A final deterrent to better UPRT, I think, is the willingness of the air-transport regulators and the flying public itself to tolerate LOC-I accidents without demanding improved training.

In Peter Breughel’s Landscape with the Fall of Icarus, the Greek mythic aviator Icarus, obscured in the lower right-hand portion of the painting, is crashing headfirst into water. Only his frail white legs are visible. A plowman and a shepherd proceed routinely in their tasks while a ship sails obliviously away from the youth’s death.

The speaker in W. H. Auden’s poem “Musee Des Beaux Arts” is in a museum looking at Breughel’s painting. What he says explains why the death of Icarus goes unnoticed. Does it also explain why pilots believe they won’t crash and why most of us turn the blind eye to the LOC-I threat?

About suffering they were never wrong,

The old Masters: how well they understood

Its human position: how it takes place

While someone else is eating or opening a window or just walking dully along…

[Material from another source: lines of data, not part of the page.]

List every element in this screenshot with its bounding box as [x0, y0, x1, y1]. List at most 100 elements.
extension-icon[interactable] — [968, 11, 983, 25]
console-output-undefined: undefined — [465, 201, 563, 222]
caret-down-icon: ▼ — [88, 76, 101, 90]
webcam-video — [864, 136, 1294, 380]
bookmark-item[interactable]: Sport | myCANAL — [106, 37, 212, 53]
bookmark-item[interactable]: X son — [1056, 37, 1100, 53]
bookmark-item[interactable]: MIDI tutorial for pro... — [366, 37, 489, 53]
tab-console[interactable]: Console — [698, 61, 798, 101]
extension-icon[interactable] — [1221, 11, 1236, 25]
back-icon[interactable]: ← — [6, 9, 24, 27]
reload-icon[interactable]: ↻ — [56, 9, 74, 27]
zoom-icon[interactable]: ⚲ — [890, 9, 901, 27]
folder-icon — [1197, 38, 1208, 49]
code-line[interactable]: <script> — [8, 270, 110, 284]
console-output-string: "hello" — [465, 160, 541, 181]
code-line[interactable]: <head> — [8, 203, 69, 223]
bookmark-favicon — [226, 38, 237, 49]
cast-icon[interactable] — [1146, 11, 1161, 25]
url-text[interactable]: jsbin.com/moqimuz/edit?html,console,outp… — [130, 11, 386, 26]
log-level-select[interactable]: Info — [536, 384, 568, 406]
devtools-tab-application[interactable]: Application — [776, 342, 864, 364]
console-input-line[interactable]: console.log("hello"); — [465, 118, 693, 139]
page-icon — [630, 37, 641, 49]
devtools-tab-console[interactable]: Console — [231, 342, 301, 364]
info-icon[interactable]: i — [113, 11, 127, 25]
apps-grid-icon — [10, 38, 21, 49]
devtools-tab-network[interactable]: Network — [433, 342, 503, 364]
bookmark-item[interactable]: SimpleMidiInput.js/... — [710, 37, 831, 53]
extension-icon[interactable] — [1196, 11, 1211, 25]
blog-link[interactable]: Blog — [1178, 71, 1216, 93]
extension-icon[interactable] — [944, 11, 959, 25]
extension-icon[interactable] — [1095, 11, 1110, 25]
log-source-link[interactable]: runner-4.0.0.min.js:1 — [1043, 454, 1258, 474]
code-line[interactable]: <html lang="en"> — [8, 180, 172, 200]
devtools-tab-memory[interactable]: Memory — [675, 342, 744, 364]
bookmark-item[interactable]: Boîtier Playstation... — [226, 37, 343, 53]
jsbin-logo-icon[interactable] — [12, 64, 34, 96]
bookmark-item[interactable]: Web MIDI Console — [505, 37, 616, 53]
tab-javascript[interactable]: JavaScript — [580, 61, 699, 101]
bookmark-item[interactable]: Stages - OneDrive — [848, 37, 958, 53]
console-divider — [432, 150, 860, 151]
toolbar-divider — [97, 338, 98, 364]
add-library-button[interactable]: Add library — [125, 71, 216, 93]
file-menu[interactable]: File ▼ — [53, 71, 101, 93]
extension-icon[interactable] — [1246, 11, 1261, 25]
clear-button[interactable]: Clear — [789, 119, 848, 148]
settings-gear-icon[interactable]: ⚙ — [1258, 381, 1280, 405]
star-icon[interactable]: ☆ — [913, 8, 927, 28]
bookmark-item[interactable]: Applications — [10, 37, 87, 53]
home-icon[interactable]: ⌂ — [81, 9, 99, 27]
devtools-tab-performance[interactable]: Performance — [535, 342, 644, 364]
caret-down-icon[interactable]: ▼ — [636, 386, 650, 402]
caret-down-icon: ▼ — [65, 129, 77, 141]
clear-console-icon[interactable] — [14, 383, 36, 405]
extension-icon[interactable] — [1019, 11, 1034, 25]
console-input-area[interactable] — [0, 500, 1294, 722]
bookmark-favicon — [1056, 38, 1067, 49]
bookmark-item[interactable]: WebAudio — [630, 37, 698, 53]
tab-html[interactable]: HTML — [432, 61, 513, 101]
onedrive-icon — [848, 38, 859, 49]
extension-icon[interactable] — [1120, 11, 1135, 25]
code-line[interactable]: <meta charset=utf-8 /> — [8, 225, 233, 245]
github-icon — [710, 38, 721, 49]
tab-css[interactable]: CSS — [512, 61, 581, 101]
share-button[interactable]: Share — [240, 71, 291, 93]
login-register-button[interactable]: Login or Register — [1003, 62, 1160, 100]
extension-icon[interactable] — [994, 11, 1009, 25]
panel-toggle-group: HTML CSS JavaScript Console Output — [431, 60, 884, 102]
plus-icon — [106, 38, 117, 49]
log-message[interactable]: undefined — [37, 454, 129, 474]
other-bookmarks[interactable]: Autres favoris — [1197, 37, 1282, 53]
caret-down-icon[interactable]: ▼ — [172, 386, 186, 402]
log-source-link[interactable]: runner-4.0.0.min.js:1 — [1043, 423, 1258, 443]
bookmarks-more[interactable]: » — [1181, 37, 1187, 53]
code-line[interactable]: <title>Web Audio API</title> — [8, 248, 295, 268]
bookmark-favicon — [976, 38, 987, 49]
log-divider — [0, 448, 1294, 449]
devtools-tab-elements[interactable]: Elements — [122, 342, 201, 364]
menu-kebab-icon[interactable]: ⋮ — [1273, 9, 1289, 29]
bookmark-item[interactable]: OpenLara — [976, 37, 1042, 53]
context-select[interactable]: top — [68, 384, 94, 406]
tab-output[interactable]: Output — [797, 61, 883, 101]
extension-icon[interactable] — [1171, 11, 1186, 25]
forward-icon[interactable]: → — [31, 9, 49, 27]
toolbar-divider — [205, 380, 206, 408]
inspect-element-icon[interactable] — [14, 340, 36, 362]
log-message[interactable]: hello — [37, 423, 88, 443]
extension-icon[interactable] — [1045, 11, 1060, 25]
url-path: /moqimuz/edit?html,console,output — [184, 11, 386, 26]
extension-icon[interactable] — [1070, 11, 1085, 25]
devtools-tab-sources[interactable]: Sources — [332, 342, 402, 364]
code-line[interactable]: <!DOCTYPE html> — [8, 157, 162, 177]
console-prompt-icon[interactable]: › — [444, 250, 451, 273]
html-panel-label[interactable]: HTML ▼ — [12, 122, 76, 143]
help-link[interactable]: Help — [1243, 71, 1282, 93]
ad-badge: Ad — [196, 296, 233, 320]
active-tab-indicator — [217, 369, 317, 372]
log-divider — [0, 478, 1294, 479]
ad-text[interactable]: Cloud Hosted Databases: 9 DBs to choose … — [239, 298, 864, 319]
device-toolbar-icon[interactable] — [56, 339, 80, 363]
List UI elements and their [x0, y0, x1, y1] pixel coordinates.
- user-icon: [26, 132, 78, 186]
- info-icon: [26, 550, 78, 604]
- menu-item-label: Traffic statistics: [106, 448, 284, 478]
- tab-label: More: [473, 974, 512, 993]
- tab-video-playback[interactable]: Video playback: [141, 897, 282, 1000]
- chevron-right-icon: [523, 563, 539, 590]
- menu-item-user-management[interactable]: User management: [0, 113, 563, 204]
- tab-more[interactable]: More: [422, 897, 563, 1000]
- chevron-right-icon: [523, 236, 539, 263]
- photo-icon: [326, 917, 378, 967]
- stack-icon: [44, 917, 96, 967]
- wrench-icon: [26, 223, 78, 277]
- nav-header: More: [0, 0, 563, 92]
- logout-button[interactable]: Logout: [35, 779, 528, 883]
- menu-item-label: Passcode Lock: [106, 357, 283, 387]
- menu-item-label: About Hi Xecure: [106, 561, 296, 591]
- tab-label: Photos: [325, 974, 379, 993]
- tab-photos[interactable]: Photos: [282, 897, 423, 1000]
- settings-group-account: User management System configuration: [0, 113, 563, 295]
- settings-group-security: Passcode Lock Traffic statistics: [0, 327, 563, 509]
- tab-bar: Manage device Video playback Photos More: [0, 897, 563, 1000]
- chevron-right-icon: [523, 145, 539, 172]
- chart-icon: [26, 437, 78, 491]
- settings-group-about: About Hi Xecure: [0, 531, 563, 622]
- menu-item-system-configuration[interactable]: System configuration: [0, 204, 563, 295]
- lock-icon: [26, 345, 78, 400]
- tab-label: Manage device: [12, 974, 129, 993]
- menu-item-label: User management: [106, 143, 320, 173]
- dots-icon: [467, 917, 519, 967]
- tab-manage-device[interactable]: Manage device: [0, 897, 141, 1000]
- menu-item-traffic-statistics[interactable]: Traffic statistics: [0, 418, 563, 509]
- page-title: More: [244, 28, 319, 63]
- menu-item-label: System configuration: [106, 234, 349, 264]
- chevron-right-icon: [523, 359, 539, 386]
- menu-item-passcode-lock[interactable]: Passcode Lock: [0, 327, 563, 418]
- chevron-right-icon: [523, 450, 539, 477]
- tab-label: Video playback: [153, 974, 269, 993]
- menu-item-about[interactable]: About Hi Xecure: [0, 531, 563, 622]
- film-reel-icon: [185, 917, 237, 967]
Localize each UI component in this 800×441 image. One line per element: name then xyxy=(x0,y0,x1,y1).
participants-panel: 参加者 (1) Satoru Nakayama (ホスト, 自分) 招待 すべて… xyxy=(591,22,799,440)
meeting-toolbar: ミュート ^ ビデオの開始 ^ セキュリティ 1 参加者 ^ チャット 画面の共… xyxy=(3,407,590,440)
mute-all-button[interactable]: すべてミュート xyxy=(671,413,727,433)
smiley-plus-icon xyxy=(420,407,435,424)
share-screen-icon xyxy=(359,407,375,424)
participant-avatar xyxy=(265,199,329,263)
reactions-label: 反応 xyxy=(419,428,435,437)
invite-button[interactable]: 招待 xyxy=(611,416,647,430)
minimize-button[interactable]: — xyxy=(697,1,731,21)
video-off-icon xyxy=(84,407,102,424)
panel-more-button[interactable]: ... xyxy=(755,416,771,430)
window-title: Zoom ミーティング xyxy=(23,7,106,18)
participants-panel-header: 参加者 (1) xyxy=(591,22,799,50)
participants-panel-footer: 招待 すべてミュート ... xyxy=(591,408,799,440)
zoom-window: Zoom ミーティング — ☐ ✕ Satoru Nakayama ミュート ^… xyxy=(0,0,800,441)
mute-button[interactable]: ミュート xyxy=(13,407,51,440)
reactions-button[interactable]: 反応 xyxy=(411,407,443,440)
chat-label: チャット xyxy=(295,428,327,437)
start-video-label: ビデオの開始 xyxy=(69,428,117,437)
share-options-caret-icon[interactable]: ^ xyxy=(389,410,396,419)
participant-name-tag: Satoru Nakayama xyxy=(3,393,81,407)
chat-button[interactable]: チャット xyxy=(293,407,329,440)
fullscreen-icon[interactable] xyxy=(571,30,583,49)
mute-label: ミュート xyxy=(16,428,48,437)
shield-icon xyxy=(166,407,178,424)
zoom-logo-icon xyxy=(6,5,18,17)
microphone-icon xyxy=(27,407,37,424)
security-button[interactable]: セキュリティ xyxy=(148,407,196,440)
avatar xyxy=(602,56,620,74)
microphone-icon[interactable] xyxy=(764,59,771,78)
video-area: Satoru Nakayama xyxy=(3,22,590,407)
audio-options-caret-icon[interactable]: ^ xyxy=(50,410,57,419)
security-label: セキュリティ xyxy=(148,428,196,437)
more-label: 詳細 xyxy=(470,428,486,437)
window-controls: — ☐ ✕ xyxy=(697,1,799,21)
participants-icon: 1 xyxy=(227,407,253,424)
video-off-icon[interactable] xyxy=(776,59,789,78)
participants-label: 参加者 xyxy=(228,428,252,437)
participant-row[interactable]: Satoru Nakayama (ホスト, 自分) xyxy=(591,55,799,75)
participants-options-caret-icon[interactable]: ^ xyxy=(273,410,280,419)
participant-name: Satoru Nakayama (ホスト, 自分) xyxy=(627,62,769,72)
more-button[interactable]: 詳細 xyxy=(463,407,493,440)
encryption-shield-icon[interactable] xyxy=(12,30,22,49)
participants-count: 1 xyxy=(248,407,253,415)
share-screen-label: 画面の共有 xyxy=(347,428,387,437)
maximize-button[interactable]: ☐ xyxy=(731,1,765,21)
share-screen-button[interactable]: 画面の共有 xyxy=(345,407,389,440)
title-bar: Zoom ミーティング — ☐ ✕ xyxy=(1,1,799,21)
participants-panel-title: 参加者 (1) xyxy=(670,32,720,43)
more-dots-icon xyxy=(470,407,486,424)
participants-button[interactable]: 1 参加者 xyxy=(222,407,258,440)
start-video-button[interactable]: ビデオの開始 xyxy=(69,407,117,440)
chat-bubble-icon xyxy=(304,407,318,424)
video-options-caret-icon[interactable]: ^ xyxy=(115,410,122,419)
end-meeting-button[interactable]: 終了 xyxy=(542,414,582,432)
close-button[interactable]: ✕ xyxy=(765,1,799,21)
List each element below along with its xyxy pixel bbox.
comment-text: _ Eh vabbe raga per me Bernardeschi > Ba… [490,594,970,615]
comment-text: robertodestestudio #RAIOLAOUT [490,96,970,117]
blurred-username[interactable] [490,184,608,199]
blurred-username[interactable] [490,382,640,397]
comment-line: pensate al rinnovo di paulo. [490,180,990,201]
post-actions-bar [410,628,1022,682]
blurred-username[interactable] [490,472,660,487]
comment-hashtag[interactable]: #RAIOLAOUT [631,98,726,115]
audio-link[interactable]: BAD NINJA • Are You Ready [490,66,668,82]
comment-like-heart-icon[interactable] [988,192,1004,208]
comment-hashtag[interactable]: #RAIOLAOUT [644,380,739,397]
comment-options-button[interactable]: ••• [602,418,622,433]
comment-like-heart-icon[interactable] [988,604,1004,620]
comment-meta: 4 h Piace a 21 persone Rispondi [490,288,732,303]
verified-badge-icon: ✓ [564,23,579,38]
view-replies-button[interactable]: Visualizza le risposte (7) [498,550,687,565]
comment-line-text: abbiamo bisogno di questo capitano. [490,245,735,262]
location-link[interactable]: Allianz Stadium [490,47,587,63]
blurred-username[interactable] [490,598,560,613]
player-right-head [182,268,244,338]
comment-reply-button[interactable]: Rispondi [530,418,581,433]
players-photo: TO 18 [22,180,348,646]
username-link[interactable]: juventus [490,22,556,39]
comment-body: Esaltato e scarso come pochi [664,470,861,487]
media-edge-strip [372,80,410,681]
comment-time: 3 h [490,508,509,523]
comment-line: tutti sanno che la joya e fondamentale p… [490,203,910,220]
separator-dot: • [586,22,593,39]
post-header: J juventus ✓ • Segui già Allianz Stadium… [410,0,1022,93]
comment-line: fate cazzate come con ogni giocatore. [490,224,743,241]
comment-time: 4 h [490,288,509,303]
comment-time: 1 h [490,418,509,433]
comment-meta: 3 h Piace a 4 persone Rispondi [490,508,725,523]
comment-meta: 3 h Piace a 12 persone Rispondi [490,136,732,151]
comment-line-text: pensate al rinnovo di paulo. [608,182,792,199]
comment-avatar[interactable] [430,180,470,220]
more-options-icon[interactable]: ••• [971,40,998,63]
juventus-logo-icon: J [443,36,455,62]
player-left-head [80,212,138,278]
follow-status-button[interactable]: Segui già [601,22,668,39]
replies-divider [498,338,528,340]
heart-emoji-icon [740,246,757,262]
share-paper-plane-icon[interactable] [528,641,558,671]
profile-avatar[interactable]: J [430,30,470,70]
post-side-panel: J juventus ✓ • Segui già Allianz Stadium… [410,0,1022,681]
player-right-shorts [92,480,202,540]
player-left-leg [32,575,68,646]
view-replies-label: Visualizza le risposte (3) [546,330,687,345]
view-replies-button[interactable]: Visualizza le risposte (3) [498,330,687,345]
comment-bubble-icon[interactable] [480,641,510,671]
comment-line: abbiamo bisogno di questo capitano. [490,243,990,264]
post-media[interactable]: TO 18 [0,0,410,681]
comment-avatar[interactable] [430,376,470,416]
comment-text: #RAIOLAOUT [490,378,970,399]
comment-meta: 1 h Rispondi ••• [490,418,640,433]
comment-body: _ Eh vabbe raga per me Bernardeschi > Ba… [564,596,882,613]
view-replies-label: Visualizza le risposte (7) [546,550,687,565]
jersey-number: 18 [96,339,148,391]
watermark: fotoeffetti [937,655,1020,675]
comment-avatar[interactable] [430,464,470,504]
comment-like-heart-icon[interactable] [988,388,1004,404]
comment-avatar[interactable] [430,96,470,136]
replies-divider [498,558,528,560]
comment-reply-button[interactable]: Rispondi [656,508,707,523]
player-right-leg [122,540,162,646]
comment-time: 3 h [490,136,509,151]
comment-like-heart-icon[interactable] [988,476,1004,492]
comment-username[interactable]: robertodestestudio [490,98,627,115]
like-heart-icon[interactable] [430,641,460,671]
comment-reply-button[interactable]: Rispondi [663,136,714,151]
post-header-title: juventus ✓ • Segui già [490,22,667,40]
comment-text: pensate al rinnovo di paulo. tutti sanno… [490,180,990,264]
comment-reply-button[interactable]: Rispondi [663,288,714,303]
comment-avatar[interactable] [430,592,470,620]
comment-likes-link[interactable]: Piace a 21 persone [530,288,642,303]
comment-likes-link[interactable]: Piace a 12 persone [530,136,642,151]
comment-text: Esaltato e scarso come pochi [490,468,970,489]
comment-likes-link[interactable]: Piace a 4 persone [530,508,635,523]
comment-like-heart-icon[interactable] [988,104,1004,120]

In Breughel's Icarus, for instance: how everything turns away

Quite leisurely from the disaster; the ploughman may

Have heard the splash, the forsaken cry,

But for him it was not an important failure; the sun shone

As it had to on the white legs disappearing into the green

Water, and the expensive delicate ship that must have seen

Something amazing, a boy falling out of the sky,

Had somewhere to get to and sailed calmly on.